Results for Scenario 2: Display size 1280 x 1024, Color 32-bit, Compression on, Audio off

User Count

Committed Memory in GB

Ø CPU-Last in %

Noticed Stress Reaction

1 (Admin) Idle

4

~ 0

 

25

9

~ 10

 

50

14

~ 15

 

75

21

~ 20

 

100

27

~ 25

 

125

33

~ 35

 

150

40

~ 45

 

175

46

~ 50

 

200

51

~ 55

Noticeable delays

225

59

~ 70

 

250

66

~ 80

 

275

72

~ 90

Starting program clearly takes longer, writing (Word) is still performing well

300

79

~ 100

Starting Explorer takes 5 seconds

325

89

~ 100

Slow responsiveness

350

95

~ 100

Additional connections no longer possible

 

Conclusion

In the first scenario, up to 250 sessions could be established simultaneously without any problems. Beyond 250 meetings first delays and stalling were noticeable. Nevertheless, working in an existing session was possible without disturbing side effects. At 300 sessions there were disturbing delays and with 325 sessions, the startup took significantly longer, although working was still possible.

With the higher resolution for the clients in the second scenario, you could operate up to 200 sessions without any problems.
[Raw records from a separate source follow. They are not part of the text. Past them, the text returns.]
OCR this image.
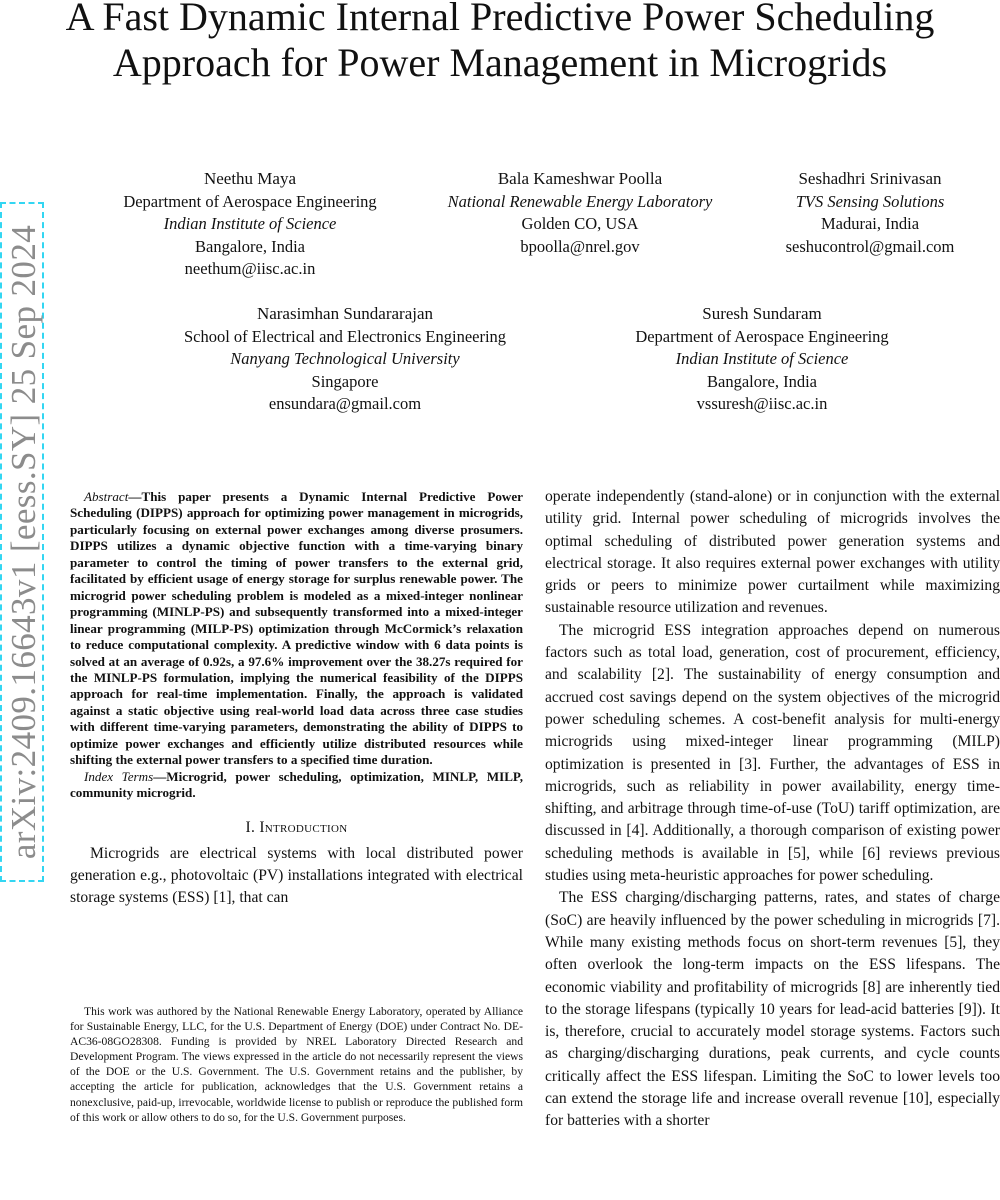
arXiv:2409.16643v1 [eess.SY] 25 Sep 2024
A Fast Dynamic Internal Predictive Power Scheduling Approach for Power Management in Microgrids
Neethu Maya
Department of Aerospace Engineering
Indian Institute of Science
Bangalore, India
neethum@iisc.ac.in
Bala Kameshwar Poolla
National Renewable Energy Laboratory
Golden CO, USA
bpoolla@nrel.gov
Seshadhri Srinivasan
TVS Sensing Solutions
Madurai, India
seshucontrol@gmail.com
Narasimhan Sundararajan
School of Electrical and Electronics Engineering
Nanyang Technological University
Singapore
ensundara@gmail.com
Suresh Sundaram
Department of Aerospace Engineering
Indian Institute of Science
Bangalore, India
vssuresh@iisc.ac.in

Abstract—This paper presents a Dynamic Internal Predictive Power Scheduling (DIPPS) approach for optimizing power management in microgrids, particularly focusing on external power exchanges among diverse prosumers. DIPPS utilizes a dynamic objective function with a time-varying binary parameter to control the timing of power transfers to the external grid, facilitated by efficient usage of energy storage for surplus renewable power. The microgrid power scheduling problem is modeled as a mixed-integer nonlinear programming (MINLP-PS) and subsequently transformed into a mixed-integer linear programming (MILP-PS) optimization through McCormick’s relaxation to reduce computational complexity. A predictive window with 6 data points is solved at an average of 0.92s, a 97.6% improvement over the 38.27s required for the MINLP-PS formulation, implying the numerical feasibility of the DIPPS approach for real-time implementation. Finally, the approach is validated against a static objective using real-world load data across three case studies with different time-varying parameters, demonstrating the ability of DIPPS to optimize power exchanges and efficiently utilize distributed resources while shifting the external power transfers to a specified time duration.

Index Terms—Microgrid, power scheduling, optimization, MINLP, MILP, community microgrid.

I. Introduction

Microgrids are electrical systems with local distributed power generation e.g., photovoltaic (PV) installations integrated with electrical storage systems (ESS) [1], that can

This work was authored by the National Renewable Energy Laboratory, operated by Alliance for Sustainable Energy, LLC, for the U.S. Department of Energy (DOE) under Contract No. DE-AC36-08GO28308. Funding is provided by NREL Laboratory Directed Research and Development Program. The views expressed in the article do not necessarily represent the views of the DOE or the U.S. Government. The U.S. Government retains and the publisher, by accepting the article for publication, acknowledges that the U.S. Government retains a nonexclusive, paid-up, irrevocable, worldwide license to publish or reproduce the published form of this work or allow others to do so, for the U.S. Government purposes.

operate independently (stand-alone) or in conjunction with the external utility grid. Internal power scheduling of microgrids involves the optimal scheduling of distributed power generation systems and electrical storage. It also requires external power exchanges with utility grids or peers to minimize power curtailment while maximizing sustainable resource utilization and revenues.

The microgrid ESS integration approaches depend on numerous factors such as total load, generation, cost of procurement, efficiency, and scalability [2]. The sustainability of energy consumption and accrued cost savings depend on the system objectives of the microgrid power scheduling schemes. A cost-benefit analysis for multi-energy microgrids using mixed-integer linear programming (MILP) optimization is presented in [3]. Further, the advantages of ESS in microgrids, such as reliability in power availability, energy time-shifting, and arbitrage through time-of-use (ToU) tariff optimization, are discussed in [4]. Additionally, a thorough comparison of existing power scheduling methods is available in [5], while [6] reviews previous studies using meta-heuristic approaches for power scheduling.

The ESS charging/discharging patterns, rates, and states of charge (SoC) are heavily influenced by the power scheduling in microgrids [7]. While many existing methods focus on short-term revenues [5], they often overlook the long-term impacts on the ESS lifespans. The economic viability and profitability of microgrids [8] are inherently tied to the storage lifespans (typically 10 years for lead-acid batteries [9]). It is, therefore, crucial to accurately model storage systems. Factors such as charging/discharging durations, peak currents, and cycle counts critically affect the ESS lifespan. Limiting the SoC to lower levels too can extend the storage life and increase overall revenue [10], especially for batteries with a shorter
Then at the beginning there were minor disruptions, and then an increased deterioration of the subjective procedure. By 275 sessions work is affected and at 300 sessions there were clearly noticeable delays for users.

This test also reveals that the 64-bit technology allows significantly more users to work on a Windows Server, than with the previous 32-bit operating systems, even though the comparative figures are missing here due to the ability to use much more memory. Blanket statements that only about 30-50 simultaneous users can work on a Windows Remote Desktop session host probably stem from the period of the 32-bit Windows operating systems and are a thing of the past.